Vector to spend $2b on network in next decade
Lines company lifts net profit 84% as it looks at solar and battery investment to cut infrastructure costs
Vector will spend $2 billion on expanding its electricity network during the next decade but says it wants to avoid over-investing in “dumb technology”.
Net profit rose 84 per cent to $274.4 million, which it attributed to increased operating earnings, lower interest costs, favourable derivative movements and the $164m gain on the sale of Vector Gas, partly offset by a $64m writedown in the value of its gas trading business. Revenue from continuing operations fell to $1.14b from $1.15b.
Chief executive Simon Mackenzie said the company’s investment in developing solar and battery technology was part of a push to reduce infrastructure costs.
Banks of batteries, capable of meeting peak load con- sumption for 500 households, would soon be trialled in Glen Innes.
These would be charged up at times during the day when power was cheaper and help meet morning and evening peaks through existing infrastructure rather than digging up roads and installing cables and building new substations.
Vector posted a 4.7 per cent gain in adjusted full-year earnings on growth in Auckland and the expansion of its smart meter fleet, while signalling earnings growth may stall in 2017.
Adjusted earnings before interest, tax, depreciation and amortisation was $473m in the 12 months ended June 30, from $451.9m a year earlier, the Auckland-based company said. It forecast earnings on that basis to be between $460m and $475m in 2017.

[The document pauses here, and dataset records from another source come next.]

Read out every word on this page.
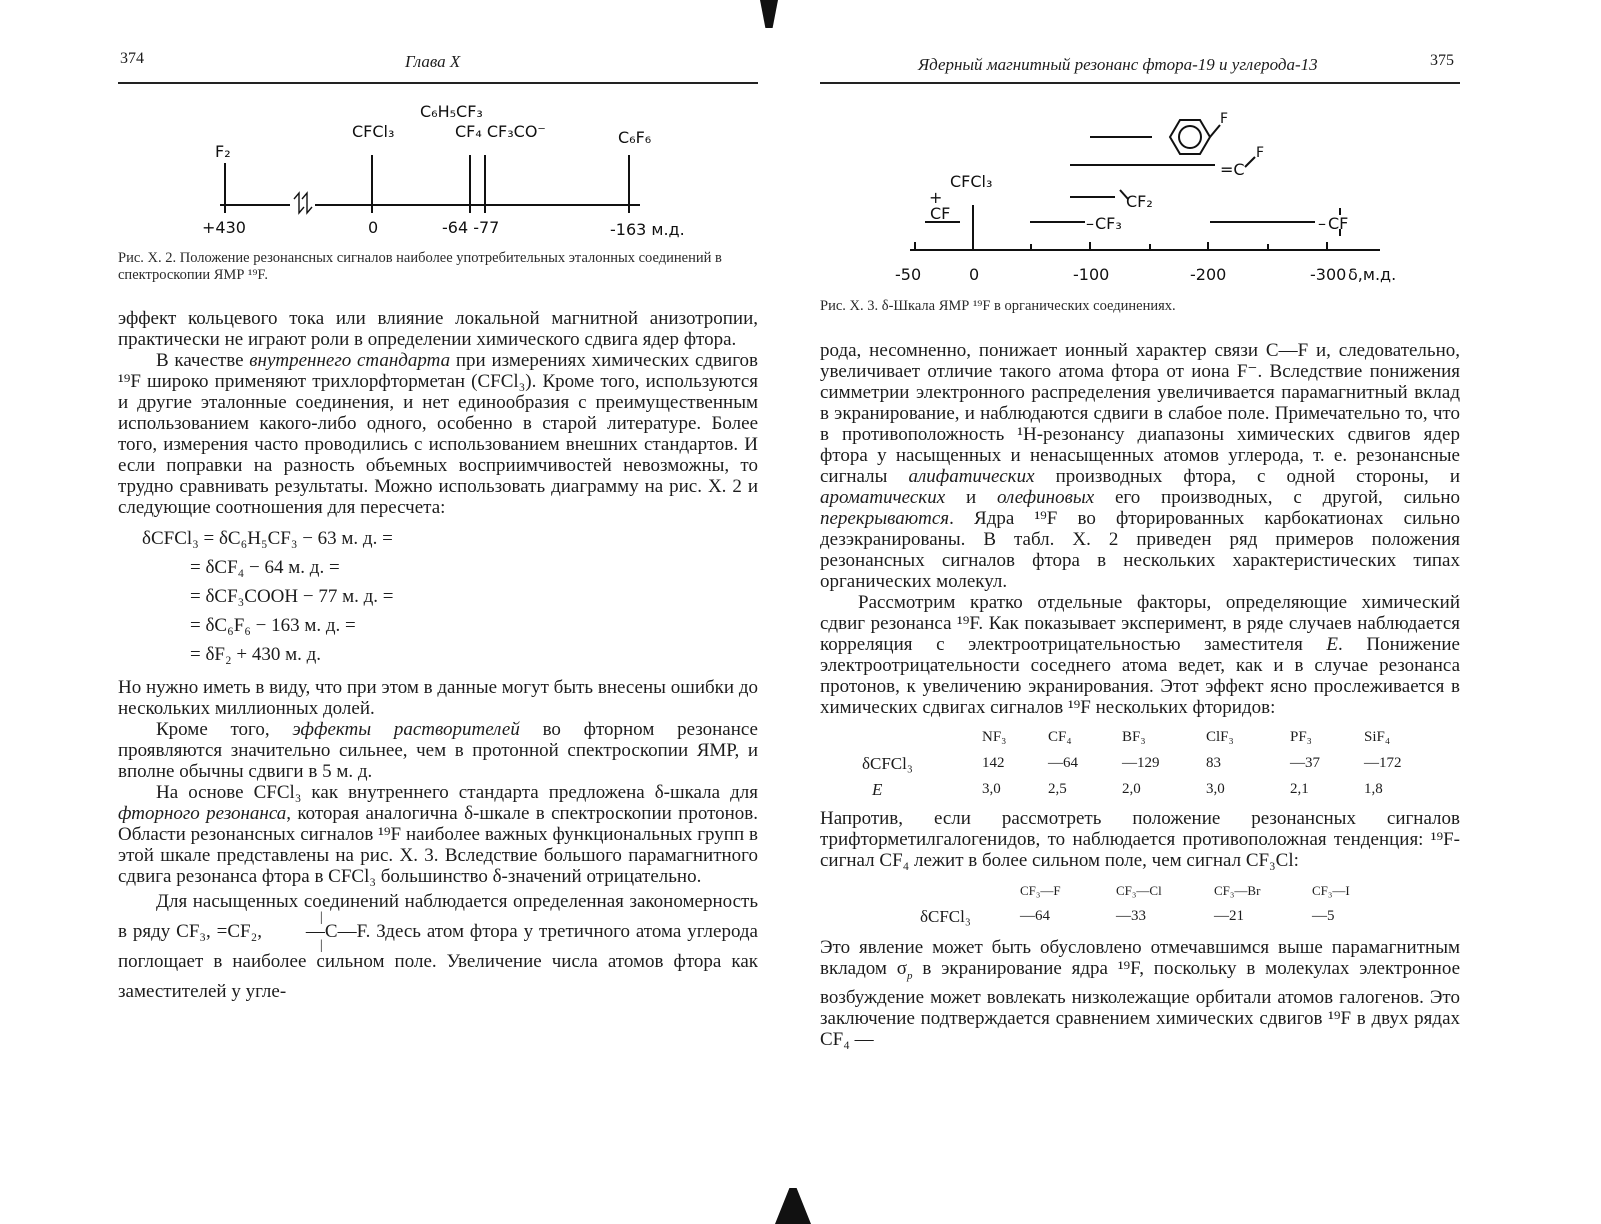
374	Глава X
F₂
CFCl₃
C₆H₅CF₃
CF₄ CF₃CO⁻	C₆F₆
+430	0	-64 -77	-163 м.д.
Рис. X. 2. Положение резонансных сигналов наиболее употребительных эталонных соединений в спектроскопии ЯМР ¹⁹F.

эффект кольцевого тока или влияние локальной магнитной анизотропии, практически не играют роли в определении химического сдвига ядер фтора.

В качестве внутреннего стандарта при измерениях химических сдвигов ¹⁹F широко применяют трихлорфторметан (CFCl₃). Кроме того, используются и другие эталонные соединения, и нет единообразия с преимущественным использованием какого-либо одного, особенно в старой литературе. Более того, измерения часто проводились с использованием внешних стандартов. И если поправки на разность объемных восприимчивостей невозможны, то трудно сравнивать результаты. Можно использовать диаграмму на рис. X. 2 и следующие соотношения для пересчета:

δCFCl₃ = δC₆H₅CF₃ − 63 м. д. =
= δCF₄ − 64 м. д. =
= δCF₃COOH − 77 м. д. =
= δC₆F₆ − 163 м. д. =
= δF₂ + 430 м. д.

Но нужно иметь в виду, что при этом в данные могут быть внесены ошибки до нескольких миллионных долей.

Кроме того, эффекты растворителей во фторном резонансе проявляются значительно сильнее, чем в протонной спектроскопии ЯМР, и вполне обычны сдвиги в 5 м. д.

На основе CFCl₃ как внутреннего стандарта предложена δ-шкала для фторного резонанса, которая аналогична δ-шкале в спектроскопии протонов. Области резонансных сигналов ¹⁹F наиболее важных функциональных групп в этой шкале представлены на рис. X. 3. Вследствие большого парамагнитного сдвига резонанса фтора в CFCl₃ большинство δ-значений отрицательно.

Для насыщенных соединений наблюдается определенная закономерность в ряду CF₃, =CF₂, —C—F.
|
|
Здесь атом фтора у третичного атома углерода поглощает в наиболее сильном поле. Увеличение числа атомов фтора как заместителей у угле-

Ядерный магнитный резонанс фтора-19 и углерода-13	375
CFCl₃
+
CF
F
=C
F
CF₂
– CF₃	– CF
-50	0	-100	-200	-300 δ,м.д.
Рис. X. 3. δ-Шкала ЯМР ¹⁹F в органических соединениях.

рода, несомненно, понижает ионный характер связи C—F и, следовательно, увеличивает отличие такого атома фтора от иона F⁻. Вследствие понижения симметрии электронного распределения увеличивается парамагнитный вклад в экранирование, и наблюдаются сдвиги в слабое поле. Примечательно то, что в противоположность ¹H-резонансу диапазоны химических сдвигов ядер фтора у насыщенных и ненасыщенных атомов углерода, т. е. резонансные сигналы алифатических производных фтора, с одной стороны, и ароматических и олефиновых его производных, с другой, сильно перекрываются. Ядра ¹⁹F во фторированных карбокатионах сильно дезэкранированы. В табл. X. 2 приведен ряд примеров положения резонансных сигналов фтора в нескольких характеристических типах органических молекул.

Рассмотрим кратко отдельные факторы, определяющие химический сдвиг резонанса ¹⁹F. Как показывает эксперимент, в ряде случаев наблюдается корреляция с электроотрицательностью заместителя E. Понижение электроотрицательности соседнего атома ведет, как и в случае резонанса протонов, к увеличению экранирования. Этот эффект ясно прослеживается в химических сдвигах сигналов ¹⁹F нескольких фторидов:

	NF₃	CF₄	BF₃	ClF₃	PF₃	SiF₄
δCFCl₃	142	—64	—129	83	—37	—172
E	3,0	2,5	2,0	3,0	2,1	1,8

Напротив, если рассмотреть положение резонансных сигналов трифторметилгалогенидов, то наблюдается противоположная тенденция: ¹⁹F-сигнал CF₄ лежит в более сильном поле, чем сигнал CF₃Cl:

	CF₃—F	CF₃—Cl	CF₃—Br	CF₃—I
δCFCl₃	—64	—33	—21	—5

Это явление может быть обусловлено отмечавшимся выше парамагнитным вкладом $\sigma_p$ в экранирование ядра ¹⁹F, поскольку в молекулах электронное возбуждение может вовлекать низколежащие орбитали атомов галогенов. Это заключение подтверждается сравнением химических сдвигов ¹⁹F в двух рядах CF₄ —
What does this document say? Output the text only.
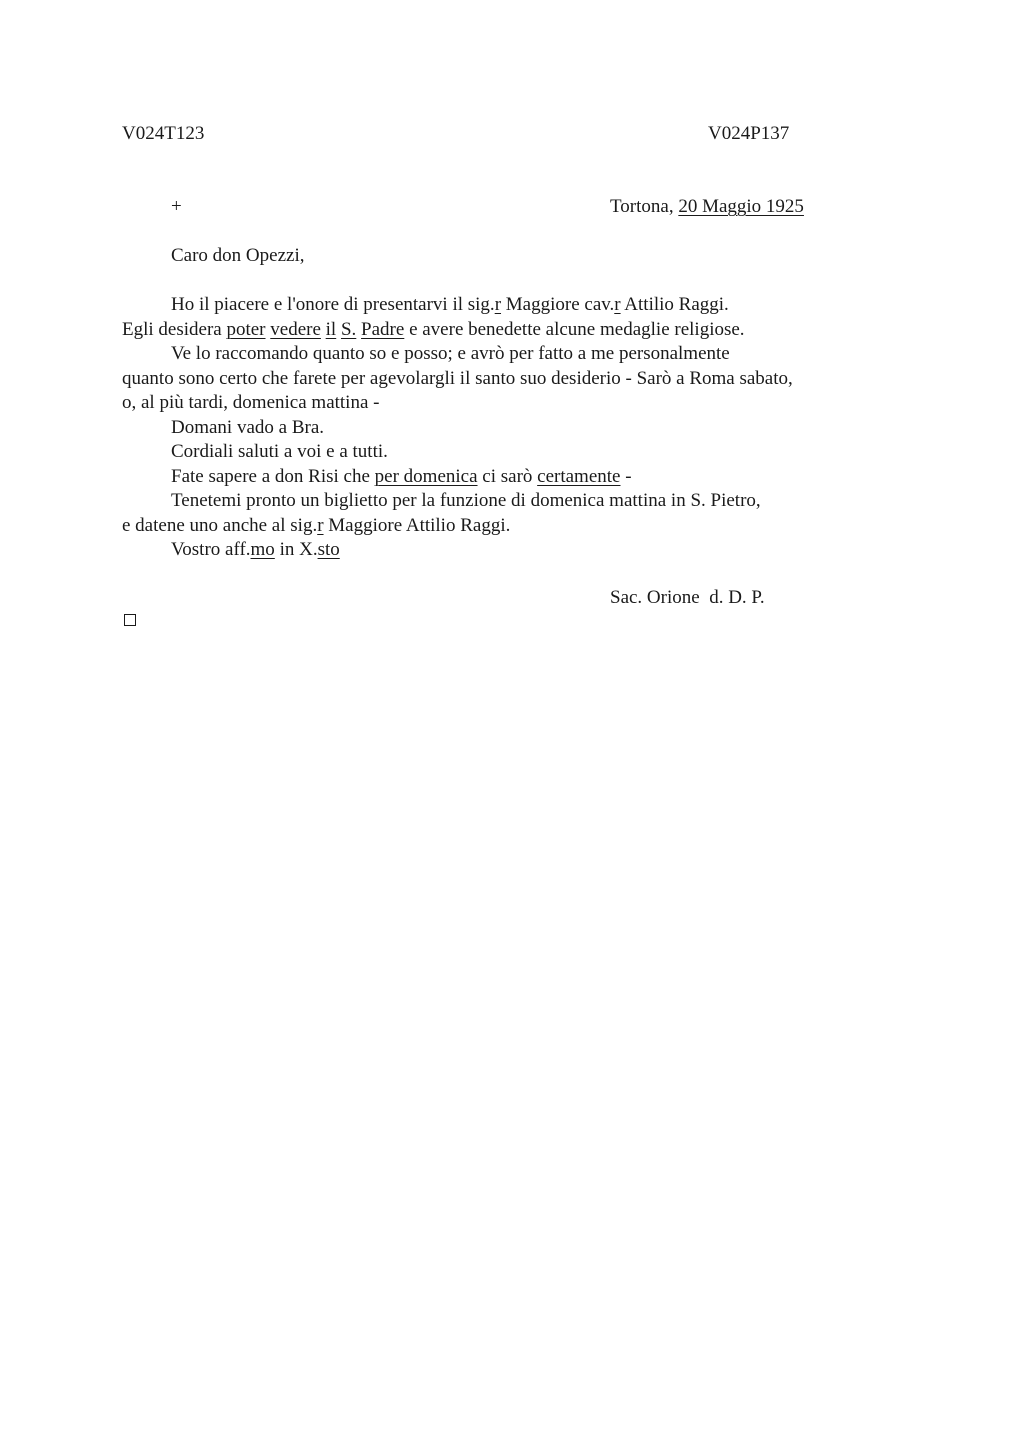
V024T123	V024P137
+	Tortona, 20 Maggio 1925
Caro don Opezzi,
Ho il piacere e l'onore di presentarvi il sig.r Maggiore cav.r Attilio Raggi.
Egli desidera poter vedere il S. Padre e avere benedette alcune medaglie religiose.
Ve lo raccomando quanto so e posso; e avrò per fatto a me personalmente
quanto sono certo che farete per agevolargli il santo suo desiderio - Sarò a Roma sabato,
o, al più tardi, domenica mattina -
Domani vado a Bra.
Cordiali saluti a voi e a tutti.
Fate sapere a don Risi che per domenica ci sarò certamente -
Tenetemi pronto un biglietto per la funzione di domenica mattina in S. Pietro,
e datene uno anche al sig.r Maggiore Attilio Raggi.
Vostro aff.mo in X.sto
Sac. Orione  d. D. P.
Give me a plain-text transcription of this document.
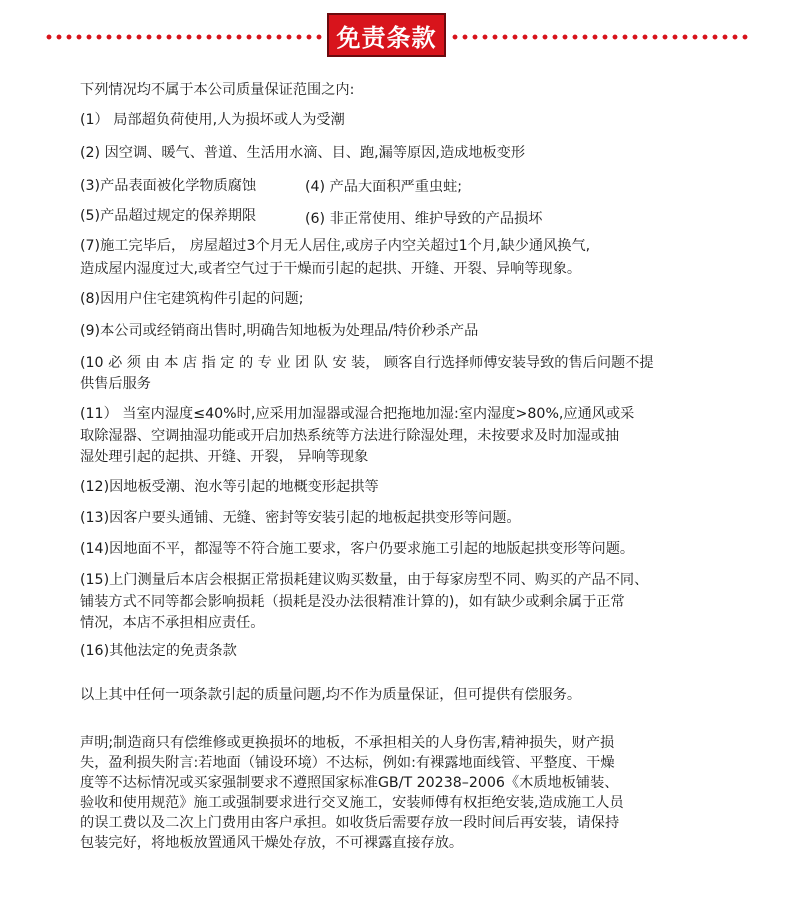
免责条款
下列情况均不属于本公司质量保证范围之内:
(1） 局部超负荷使用,人为损坏或人为受潮
(2) 因空调、暖气、普道、生活用水滴、目、跑,漏等原因,造成地板变形
(3)产品表面被化学物质腐蚀	(4) 产品大面积严重虫蛀;
(5)产品超过规定的保养期限	(6) 非正常使用、维护导致的产品损坏
(7)施工完毕后， 房屋超过3个月无人居住,或房子内空关超过1个月,缺少通风换气,
造成屋内湿度过大,或者空气过于干燥而引起的起拱、开缝、开裂、异响等现象。
(8)因用户住宅建筑构件引起的问题;
(9)本公司或经销商出售时,明确告知地板为处理品/特价秒杀产品
(10 必 须 由 本 店 指 定 的 专 业 团 队 安 装， 顾客自行选择师傅安装导致的售后问题不提
供售后服务
(11） 当室内湿度≤40%时,应采用加湿器或湿合把拖地加湿:室内湿度>80%,应通风或采
取除湿器、空调抽湿功能或开启加热系统等方法进行除湿处理，未按要求及时加湿或抽
湿处理引起的起拱、开缝、开裂， 异响等现象
(12)因地板受潮、泡水等引起的地概变形起拱等
(13)因客户要头通铺、无缝、密封等安装引起的地板起拱变形等问题。
(14)因地面不平，都湿等不符合施工要求，客户仍要求施工引起的地版起拱变形等问题。
(15)上门测量后本店会根据正常损耗建议购买数量，由于每家房型不同、购买的产品不同、
铺装方式不同等都会影响损耗（损耗是没办法很精准计算的)，如有缺少或剩余属于正常
情况，本店不承担相应责任。
(16)其他法定的免责条款
以上其中任何一项条款引起的质量问题,均不作为质量保证，但可提供有偿服务。
声明;制造商只有偿维修或更换损坏的地板，不承担相关的人身伤害,精神损失，财产损
失，盈利损失附言:若地面（铺设环境）不达标，例如:有裸露地面线管、平整度、干燥
度等不达标情况或买家强制要求不遵照国家标准GB/T 20238–2006《木质地板铺装、
验收和使用规范》施工或强制要求进行交叉施工，安装师傅有权拒绝安装,造成施工人员
的误工费以及二次上门费用由客户承担。如收货后需要存放一段时间后再安装，请保持
包装完好，将地板放置通风干燥处存放，不可裸露直接存放。
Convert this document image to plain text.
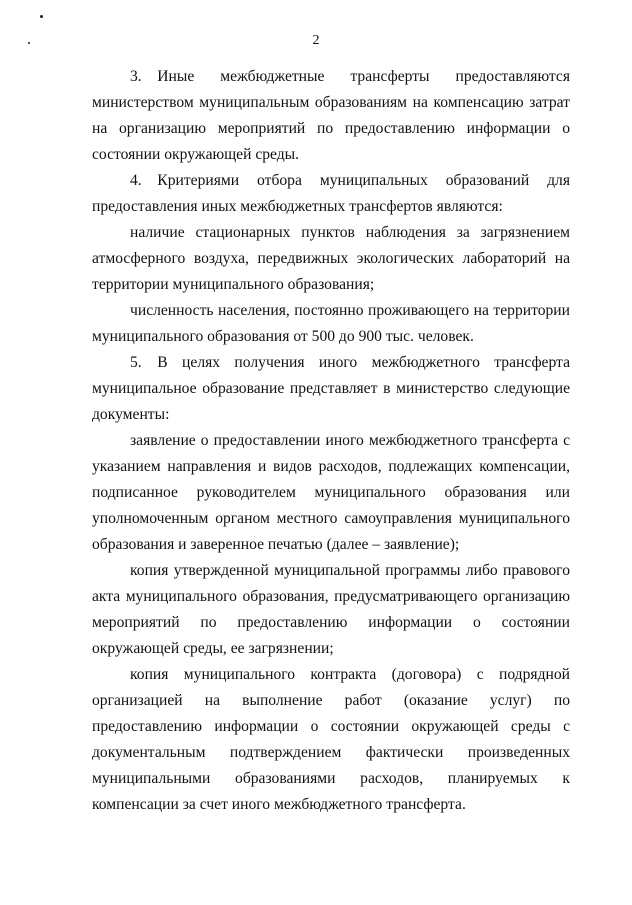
2

3. Иные межбюджетные трансферты предоставляются министерством муниципальным образованиям на компенсацию затрат на организацию мероприятий по предоставлению информации о состоянии окружающей среды.

4. Критериями отбора муниципальных образований для предоставления иных межбюджетных трансфертов являются:

наличие стационарных пунктов наблюдения за загрязнением атмосферного воздуха, передвижных экологических лабораторий на территории муниципального образования;

численность населения, постоянно проживающего на территории муниципального образования от 500 до 900 тыс. человек.

5. В целях получения иного межбюджетного трансферта муниципальное образование представляет в министерство следующие документы:

заявление о предоставлении иного межбюджетного трансферта с указанием направления и видов расходов, подлежащих компенсации, подписанное руководителем муниципального образования или уполномоченным органом местного самоуправления муниципального образования и заверенное печатью (далее – заявление);

копия утвержденной муниципальной программы либо правового акта муниципального образования, предусматривающего организацию мероприятий по предоставлению информации о состоянии окружающей среды, ее загрязнении;

копия муниципального контракта (договора) с подрядной организацией на выполнение работ (оказание услуг) по предоставлению информации о состоянии окружающей среды с документальным подтверждением фактически произведенных муниципальными образованиями расходов, планируемых к компенсации за счет иного межбюджетного трансферта.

“We signalled in February a review of the carrying value of the gas trading business,” said chairman Michael Stiassny.
“We have now written down this value to reflect the steady decline in the output from the Kapuni field, the diminishing prospects of further field development due to ongoing disputes, and weak international hydrocarbon prices.”
The company sold Vector Gas for $952.5m and the proceeds were used to repay $610m of debt, reducing gearing to 43.7 per cent and net debt to $1.9b, from 53.4 per cent and $2.7b respectively a year earlier.
Vector said its rollout of smart meters in New Zealand will be largely complete in 2017. In the 2016 year, smart meters rose about 18 per cent to 1.1 million. It aims to target Australia for future growth of the meters. Auckland electricity connections rose 1 per cent to 550,053 and Auckland gas connections gained 2.7 per cent to 104,322.
New network connections rose 11 per cent to 11,849.
Mackenzie said electricity volumes had dropped about 12 per cent during the past eight years but the number of new connections had made up for this.
The company declared an unchanged final dividend of 8c a share, making 15.75c fully imputed for the year, up from 15.5c a year earlier.
Vector shares closed down 4c yesterday at $3.49.